2-Chloroethanol solutions were applied to the clipped interscapular area of the animals once daily, 5 days per week for the test period. Rats received a volume of 0.18-0.22 ml of solution; mice received 0.10 ml of solution. In the 13-week studies, mortality was observed in male and female rats receiving 20 mg per day and higher. In the 104-week studies, the survival of high dose male mice was lower (P<0.05) than that of the vehicle controls (vehicle control, 26/50; 7.5 mg, 16/50; 15 mg, 12/50). Body weights of dosed mice were unaffected by 2-chloroethanol. The survival and body weight gain data suggest that the male and female rats and female mice could have tolerated a higher dose of 2-chloroethanol. Male mice probably could not have tolerated a higher dose than was applied to the skin. Seven high dose male mice died within 3 days of the start of dosing; all of these had inflammation at the site of dermal application. Five also had ulceration at the site of dermal application, and five had lung congestion, inflammation, or hemorrhage.

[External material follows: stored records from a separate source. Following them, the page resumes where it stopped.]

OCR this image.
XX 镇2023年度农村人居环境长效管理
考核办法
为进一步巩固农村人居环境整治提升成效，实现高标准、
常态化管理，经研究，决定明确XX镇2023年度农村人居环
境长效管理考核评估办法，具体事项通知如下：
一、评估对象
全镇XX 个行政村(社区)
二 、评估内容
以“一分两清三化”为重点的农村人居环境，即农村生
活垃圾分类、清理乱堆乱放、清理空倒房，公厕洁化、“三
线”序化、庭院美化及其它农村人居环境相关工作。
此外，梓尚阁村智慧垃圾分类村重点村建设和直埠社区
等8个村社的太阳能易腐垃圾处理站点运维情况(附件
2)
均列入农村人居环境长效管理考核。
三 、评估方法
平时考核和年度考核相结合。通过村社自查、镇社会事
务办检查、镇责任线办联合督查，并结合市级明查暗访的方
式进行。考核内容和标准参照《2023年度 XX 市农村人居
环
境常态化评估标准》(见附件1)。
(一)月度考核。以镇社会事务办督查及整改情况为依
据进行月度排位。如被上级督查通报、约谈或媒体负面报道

Marginal increases were found in the incidence of lymphomas or leukemias (combined) as well as in the incidence of alveolar/bronchiolar adenomas or carcinomas (combined) in low dose male mice. Since there was no dose-related trend for these tumor incidences and because the increases were observed in only one sex, the increases were not considered to be related to the dermal application of 2-chloroethanol.

2-Chloroethanol was mutagenic in Salmonella typhimurium strains TA100 and TA1535 (but not TA1537 or TA98) in either the presence or the absence of Aroclor 1254-induced male Sprague-Dawley rat or Syrian hamster liver S9. 2-Chloroethanol did not induce sex-linked recessive lethal mutations in Drosophila melanogaster.

An audit of the experimental data was conducted for these 2-year studies. No data discrepancies were found that influenced the final interpretations.

Under the conditions of these 2-year dermal studies, there was no evidence of carcinogenicity of 2-chloroethanol for male and female F344/N rats given 50 or 100 mg/kg per day or for male and female Swiss CD-1 mice given 7.5 or 15 mg per animal per day.